Don O'Connor is certainly more of an expert on this than I am.
The concern I have is that in our modelling analysis, we show a market and a need for low-carbon biofuels such that they are driving up the price of feedstock to the point where we could conceivably be logging forests to produce that feedstock, so if this kind of fuel production is existing outside of good greenhouse gas accounting and life-cycle greenhouse gas accounting, we'd be missing a really big part of the picture.

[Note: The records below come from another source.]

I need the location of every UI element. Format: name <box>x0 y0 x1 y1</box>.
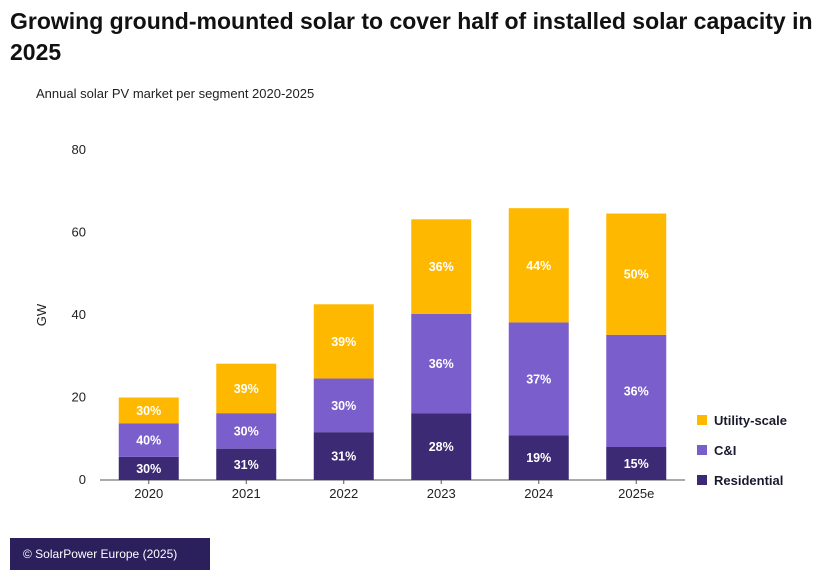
chart-title: Growing ground-mounted solar to cover ha… <box>10 8 813 65</box>
bar-value-label: 39% <box>331 335 356 349</box>
y-tick-label: 0 <box>79 472 86 487</box>
legend-swatch-residential <box>697 475 707 485</box>
bar-value-label: 36% <box>624 384 649 398</box>
x-tick-label: 2021 <box>232 486 261 501</box>
bar-segment-ci <box>313 378 374 433</box>
bar-segment-ci <box>411 313 472 414</box>
bar-value-label: 50% <box>624 268 649 282</box>
bar-value-label: 15% <box>624 457 649 471</box>
bar-value-label: 30% <box>136 404 161 418</box>
bar-value-label: 31% <box>234 458 259 472</box>
y-tick-label: 20 <box>72 390 86 405</box>
stacked-bar-chart: 0 20 40 60 80 GW 30% 40% 30% 2020 31% 30% 39% 2021 31%… <box>34 142 685 501</box>
copyright-badge: © SolarPower Europe (2025) <box>10 538 210 570</box>
x-tick-label: 2020 <box>134 486 163 501</box>
bar-segment-ci <box>118 423 179 457</box>
legend-item-ci: C&I <box>697 435 787 465</box>
legend-item-utility: Utility-scale <box>697 405 787 435</box>
legend-label-residential: Residential <box>714 472 784 488</box>
bar-value-label: 36% <box>429 260 454 274</box>
bar-value-label: 44% <box>526 259 551 273</box>
bar-value-label: 40% <box>136 434 161 448</box>
y-axis-label: GW <box>34 303 49 326</box>
x-tick-label: 2024 <box>524 486 553 501</box>
legend-swatch-utility <box>697 415 707 425</box>
y-tick-label: 40 <box>72 307 86 322</box>
bar-segment-ci <box>606 334 667 447</box>
bar-value-label: 31% <box>331 450 356 464</box>
bar-segment-residential <box>118 456 179 480</box>
x-tick-label: 2025e <box>618 486 654 501</box>
bar-segment-utilityscale <box>118 397 179 424</box>
legend-swatch-ci <box>697 445 707 455</box>
legend-item-residential: Residential <box>697 465 787 495</box>
legend-label-utility: Utility-scale <box>714 412 787 428</box>
copyright-text: © SolarPower Europe (2025) <box>23 547 178 561</box>
bar-segment-utilityscale <box>411 219 472 314</box>
bar-value-label: 30% <box>136 462 161 476</box>
bar-segment-ci <box>508 322 569 436</box>
bar-segment-ci <box>216 413 277 449</box>
chart-subtitle: Annual solar PV market per segment 2020-… <box>36 86 315 101</box>
bar-segment-utilityscale <box>606 213 667 335</box>
bar-segment-residential <box>508 435 569 480</box>
bar-value-label: 39% <box>234 382 259 396</box>
bar-value-label: 37% <box>526 372 551 386</box>
bar-value-label: 30% <box>331 399 356 413</box>
chart-legend: Utility-scale C&I Residential <box>697 405 787 495</box>
bar-segment-utilityscale <box>508 208 569 323</box>
y-tick-label: 80 <box>72 142 86 157</box>
bar-value-label: 19% <box>526 451 551 465</box>
bar-value-label: 28% <box>429 440 454 454</box>
bar-value-label: 30% <box>234 424 259 438</box>
bar-segment-utilityscale <box>216 363 277 414</box>
bar-segment-residential <box>313 432 374 480</box>
bar-segment-residential <box>216 448 277 480</box>
bar-segment-residential <box>411 413 472 480</box>
legend-label-ci: C&I <box>714 442 737 458</box>
x-tick-label: 2022 <box>329 486 358 501</box>
y-tick-label: 60 <box>72 225 86 240</box>
bar-value-label: 36% <box>429 357 454 371</box>
bar-segment-residential <box>606 447 667 480</box>
bar-segment-utilityscale <box>313 304 374 379</box>
x-tick-label: 2023 <box>427 486 456 501</box>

There are challenges there. I'll give you an example. B.C. has a fairly healthy export industry for wood pellets, which are used for energy in other parts of the world. Previously most of those wood pellets were coming from mill waste, leftovers after you use the wood at a lumber mill or a paper mill. However, those pellet companies have long-term contracts to deliver pellets, and if there's a downturn in the forestry industry, there is suddenly less waste. There have been incidents and reports of their bringing in whole logs, which may have been dead logs or downed logs, but they are full logs to turn into pellets. The problem is those logs would have sat as logs for a century or more and would have then delivered some of their carbon both to the soil and to the atmosphere, and if we bring them in and turn them into pellets, we're releasing those carbon emissions right away, so there are challenges with bioenergy, certainly bioenergy from forestry or agricultural residue whereby you can disturb the carbon balances within nature.